フィルハーモニア管は周知のように、オーケストラとしては世界でも珍しい、「レコーディングのためのオーケストラ」という出自を持ちますが、それだけにベルリン・フィルを凌ぐとすら言われる、アンサンブルの指揮者に対するレスポンス感度、すなわち指揮者の解釈に対しての適応力の高さが尋常一様でなく、おそらくサロネンの望んだであろうデリケートな色彩表情が、抜群の感度で音響化されていく様は聴いていて圧巻で、この名門オーケストラのアンサンブル能力の高みが、そのあたりに端的に伺えるような気が聴いていてしました。

余談ですが、当夜の公演プログラムを見たら、「ロンドンのオーケストラ界は目下サロネン&フィルハーモニア管、ゲルギエフ&ロンドン響、そして若き精鋭ユロフスキ率いるロンドン・フィルの三者の激戦区となっている」と書かれていて、すごい贅沢な状態だな現在のロンドンは、、と思ってしまいましたし、これらの世界的にも傑出した三者が、本気で互いに凌ぎを削った日には、一体どれだけ演奏水準が上がるものだろうか、という漠然とした興味もそそられました。

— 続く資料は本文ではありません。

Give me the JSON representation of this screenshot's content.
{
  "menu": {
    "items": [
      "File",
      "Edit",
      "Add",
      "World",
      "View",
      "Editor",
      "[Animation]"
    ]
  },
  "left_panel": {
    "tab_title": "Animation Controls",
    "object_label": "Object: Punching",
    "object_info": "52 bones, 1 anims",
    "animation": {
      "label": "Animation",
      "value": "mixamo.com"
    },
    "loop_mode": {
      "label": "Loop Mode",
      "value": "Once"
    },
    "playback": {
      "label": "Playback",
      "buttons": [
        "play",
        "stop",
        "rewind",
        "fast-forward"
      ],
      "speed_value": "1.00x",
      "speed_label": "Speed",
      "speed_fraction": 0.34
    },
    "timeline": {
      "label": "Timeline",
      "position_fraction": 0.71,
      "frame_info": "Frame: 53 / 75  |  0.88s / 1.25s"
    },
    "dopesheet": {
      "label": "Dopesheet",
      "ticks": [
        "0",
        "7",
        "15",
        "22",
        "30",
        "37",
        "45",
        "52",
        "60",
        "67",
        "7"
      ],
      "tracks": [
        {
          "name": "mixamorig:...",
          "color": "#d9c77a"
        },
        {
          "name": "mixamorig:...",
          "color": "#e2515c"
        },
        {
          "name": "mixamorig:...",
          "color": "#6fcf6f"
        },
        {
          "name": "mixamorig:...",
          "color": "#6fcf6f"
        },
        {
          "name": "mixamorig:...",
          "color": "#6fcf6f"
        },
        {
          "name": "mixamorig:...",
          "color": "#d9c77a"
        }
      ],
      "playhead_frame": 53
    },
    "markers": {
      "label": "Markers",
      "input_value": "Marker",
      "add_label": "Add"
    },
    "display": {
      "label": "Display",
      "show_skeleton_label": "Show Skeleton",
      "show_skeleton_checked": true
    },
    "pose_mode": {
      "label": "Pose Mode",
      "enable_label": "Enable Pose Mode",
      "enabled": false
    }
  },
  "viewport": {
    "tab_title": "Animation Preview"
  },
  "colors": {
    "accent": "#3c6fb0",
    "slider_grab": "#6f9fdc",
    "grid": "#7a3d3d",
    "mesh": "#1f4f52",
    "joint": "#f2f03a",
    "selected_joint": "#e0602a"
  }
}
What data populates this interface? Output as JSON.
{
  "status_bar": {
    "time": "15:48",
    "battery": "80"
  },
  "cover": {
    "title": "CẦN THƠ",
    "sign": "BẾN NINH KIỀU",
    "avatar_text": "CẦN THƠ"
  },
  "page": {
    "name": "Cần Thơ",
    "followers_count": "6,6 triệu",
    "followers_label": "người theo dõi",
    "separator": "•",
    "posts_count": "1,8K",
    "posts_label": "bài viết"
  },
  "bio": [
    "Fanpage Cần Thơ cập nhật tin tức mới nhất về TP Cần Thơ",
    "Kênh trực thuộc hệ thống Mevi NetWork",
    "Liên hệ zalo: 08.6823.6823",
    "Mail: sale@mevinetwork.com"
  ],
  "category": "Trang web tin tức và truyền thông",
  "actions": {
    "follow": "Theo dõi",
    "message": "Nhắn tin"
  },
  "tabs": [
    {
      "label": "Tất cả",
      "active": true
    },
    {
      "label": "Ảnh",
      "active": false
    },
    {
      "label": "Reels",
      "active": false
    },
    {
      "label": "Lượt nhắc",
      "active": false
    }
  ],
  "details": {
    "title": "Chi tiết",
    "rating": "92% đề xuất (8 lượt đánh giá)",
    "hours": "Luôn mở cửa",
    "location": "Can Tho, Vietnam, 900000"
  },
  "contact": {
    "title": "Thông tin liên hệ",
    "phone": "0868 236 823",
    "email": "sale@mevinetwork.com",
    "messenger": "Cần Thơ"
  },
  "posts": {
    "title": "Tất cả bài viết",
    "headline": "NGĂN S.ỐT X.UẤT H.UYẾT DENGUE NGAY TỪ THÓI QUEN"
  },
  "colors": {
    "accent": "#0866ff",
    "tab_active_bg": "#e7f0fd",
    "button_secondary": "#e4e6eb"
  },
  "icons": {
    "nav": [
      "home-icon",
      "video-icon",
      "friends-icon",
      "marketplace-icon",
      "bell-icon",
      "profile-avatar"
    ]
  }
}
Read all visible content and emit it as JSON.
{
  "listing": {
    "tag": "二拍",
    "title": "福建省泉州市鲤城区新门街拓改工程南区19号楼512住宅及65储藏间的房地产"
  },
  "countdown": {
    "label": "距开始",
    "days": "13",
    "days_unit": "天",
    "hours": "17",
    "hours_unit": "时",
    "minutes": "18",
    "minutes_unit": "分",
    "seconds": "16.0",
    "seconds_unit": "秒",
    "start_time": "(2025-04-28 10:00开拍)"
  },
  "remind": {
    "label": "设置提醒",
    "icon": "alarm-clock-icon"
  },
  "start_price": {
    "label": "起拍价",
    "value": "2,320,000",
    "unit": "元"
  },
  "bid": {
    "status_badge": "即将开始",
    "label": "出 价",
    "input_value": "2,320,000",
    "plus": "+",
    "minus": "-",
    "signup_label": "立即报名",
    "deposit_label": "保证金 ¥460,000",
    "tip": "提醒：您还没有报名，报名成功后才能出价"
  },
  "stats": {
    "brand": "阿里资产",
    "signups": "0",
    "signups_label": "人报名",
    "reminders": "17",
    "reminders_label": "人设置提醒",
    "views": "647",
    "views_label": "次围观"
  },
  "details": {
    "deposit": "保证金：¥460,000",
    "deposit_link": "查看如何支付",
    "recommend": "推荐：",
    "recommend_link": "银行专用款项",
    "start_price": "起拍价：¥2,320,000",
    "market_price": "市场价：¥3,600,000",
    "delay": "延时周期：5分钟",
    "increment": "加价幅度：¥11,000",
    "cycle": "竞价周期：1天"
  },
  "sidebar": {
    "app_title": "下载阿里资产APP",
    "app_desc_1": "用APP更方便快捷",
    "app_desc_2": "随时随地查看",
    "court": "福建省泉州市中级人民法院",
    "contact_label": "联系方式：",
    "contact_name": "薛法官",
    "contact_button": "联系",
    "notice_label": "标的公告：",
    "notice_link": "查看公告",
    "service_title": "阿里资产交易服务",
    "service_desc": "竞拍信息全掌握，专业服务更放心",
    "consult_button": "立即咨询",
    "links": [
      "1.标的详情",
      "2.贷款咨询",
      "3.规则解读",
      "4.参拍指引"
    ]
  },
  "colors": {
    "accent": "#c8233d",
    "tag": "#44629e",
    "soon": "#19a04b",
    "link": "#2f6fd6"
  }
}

以上、当夜のフィルハーモニア管弦楽団の来日公演は、聴き手(日本人)に対して何か抜き差しならない問題提起を突き付けたかのようなサロネンのへリックス自作自演に始まり、ヒラリーハーンの珠玉の名演を経由し、そしてサロネン会心ともいうべき素晴らしいシベリウスで結ばれた、私にとって聴きごたえ120%とも言うべき、充実を極めたコンサートでした。